Gus listened intently, stoking his pipe with shreds of tobacco.

But the key they gave us didn't fit the lock at all," Jerry continued. "We looked through the windows and the place looked completely empty, but just to be safe, we pried the hasp loose and opened the doors for a look."

"Find anything?" asked Gus.

"Nothing except a burlap sack stuffed with more than eight thousand bucks in bills, a hydraulic garage jack, and a blood-stained tire iron hidden under some loose floor boards," grinned Jerry. "Those birds had planned to cache the money there until the heat was off and they were released. They'd even changed the lock. But thanks to your hunch, we not only got the money but the murder weapon as well, complete with fingerprints."

Gus grinned a satisfied grin.

"Tell me, Gus, what in the world ever gave you that hunch?"

"Remember that car with the knocking engine that I said shouldn't knock?"

Jerry nodded.

"Well, after making all the usual tests, I decided that the knock wasn't in the engine at all, but had something to do with the movement of the engine on its rubber mounts," explained Gus. "So I started to get underneath for a look. As I did, I just happened to notice that the car had snow tires and one of 'em was on the wrong way."

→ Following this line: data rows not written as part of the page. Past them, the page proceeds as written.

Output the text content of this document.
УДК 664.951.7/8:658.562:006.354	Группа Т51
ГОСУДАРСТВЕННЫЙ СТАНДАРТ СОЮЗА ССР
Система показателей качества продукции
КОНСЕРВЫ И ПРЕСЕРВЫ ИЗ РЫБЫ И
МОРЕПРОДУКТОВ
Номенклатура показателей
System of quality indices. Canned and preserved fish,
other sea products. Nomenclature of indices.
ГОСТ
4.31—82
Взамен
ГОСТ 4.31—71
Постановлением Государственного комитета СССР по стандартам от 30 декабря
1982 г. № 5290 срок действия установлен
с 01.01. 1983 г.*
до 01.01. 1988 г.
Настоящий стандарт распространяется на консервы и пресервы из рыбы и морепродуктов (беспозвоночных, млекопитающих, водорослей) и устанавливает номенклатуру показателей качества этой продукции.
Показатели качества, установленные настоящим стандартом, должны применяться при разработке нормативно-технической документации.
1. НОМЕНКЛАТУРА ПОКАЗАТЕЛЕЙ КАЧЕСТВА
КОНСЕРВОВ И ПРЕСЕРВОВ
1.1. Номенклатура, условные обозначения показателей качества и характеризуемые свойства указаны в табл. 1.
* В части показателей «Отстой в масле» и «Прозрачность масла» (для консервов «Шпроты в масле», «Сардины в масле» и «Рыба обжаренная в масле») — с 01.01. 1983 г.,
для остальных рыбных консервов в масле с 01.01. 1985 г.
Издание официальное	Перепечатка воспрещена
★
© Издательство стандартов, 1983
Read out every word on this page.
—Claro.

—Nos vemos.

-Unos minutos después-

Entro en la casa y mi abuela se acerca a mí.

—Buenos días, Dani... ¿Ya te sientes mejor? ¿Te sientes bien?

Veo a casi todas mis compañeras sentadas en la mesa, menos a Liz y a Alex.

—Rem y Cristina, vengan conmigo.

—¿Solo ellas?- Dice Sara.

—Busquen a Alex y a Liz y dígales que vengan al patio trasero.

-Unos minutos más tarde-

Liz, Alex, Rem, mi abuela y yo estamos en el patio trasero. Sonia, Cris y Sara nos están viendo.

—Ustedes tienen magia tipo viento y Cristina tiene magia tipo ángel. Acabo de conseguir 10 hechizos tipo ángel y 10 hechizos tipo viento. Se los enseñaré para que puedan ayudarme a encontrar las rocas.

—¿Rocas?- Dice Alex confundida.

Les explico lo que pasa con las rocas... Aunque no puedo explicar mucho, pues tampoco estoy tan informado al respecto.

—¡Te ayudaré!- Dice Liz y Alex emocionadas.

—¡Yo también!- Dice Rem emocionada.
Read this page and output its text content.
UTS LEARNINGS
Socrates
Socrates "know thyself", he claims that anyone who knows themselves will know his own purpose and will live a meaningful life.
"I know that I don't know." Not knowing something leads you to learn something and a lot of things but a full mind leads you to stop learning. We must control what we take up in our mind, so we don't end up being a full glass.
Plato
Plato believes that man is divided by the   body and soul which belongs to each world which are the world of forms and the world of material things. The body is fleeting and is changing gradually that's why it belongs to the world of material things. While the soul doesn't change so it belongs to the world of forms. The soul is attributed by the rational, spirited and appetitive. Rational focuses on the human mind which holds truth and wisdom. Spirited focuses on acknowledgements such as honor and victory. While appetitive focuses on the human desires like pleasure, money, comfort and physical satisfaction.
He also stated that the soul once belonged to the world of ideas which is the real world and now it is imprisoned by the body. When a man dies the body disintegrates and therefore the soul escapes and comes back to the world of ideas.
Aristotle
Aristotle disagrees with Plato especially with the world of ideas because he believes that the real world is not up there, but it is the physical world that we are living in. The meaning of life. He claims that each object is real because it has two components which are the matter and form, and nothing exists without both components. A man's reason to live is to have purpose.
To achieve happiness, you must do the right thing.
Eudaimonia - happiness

"Clue, or rather hunch, No. 1," put in Jerry.

"Right. Now, it also happened that the car belonged to Ed Johnson -- the road engineer for this district. And that made me think of that old road-gang shack down near Trayton's."

"By the way," asked Jerry, "did you solve the mystery of Johnson's knocking engine?"

Gus reached over on his bench and picked up a small stone. "Found this bedded in a mixture of dirt and road tar on the motor cradle," he explained. "When the engine rocked on its rubber mounts during uneven idling or when it was stopped or started, the engine hit the stone and caused what sounded like a knock. Soon as I pried it loose," Gus added, holding up the out-size pebble, "the 'knock' disappeared."

"Always play your hunches, don't you, Gus?" grinned Jerry.

"Have to in this game," confessed Gus. "Just between you, me, and the gas pumps out there, finding out just what ails a hunk of machinery pretty often is about three-quarters hunch and one-quarter know-how."

"Plus following all your hunches through," added Jerry.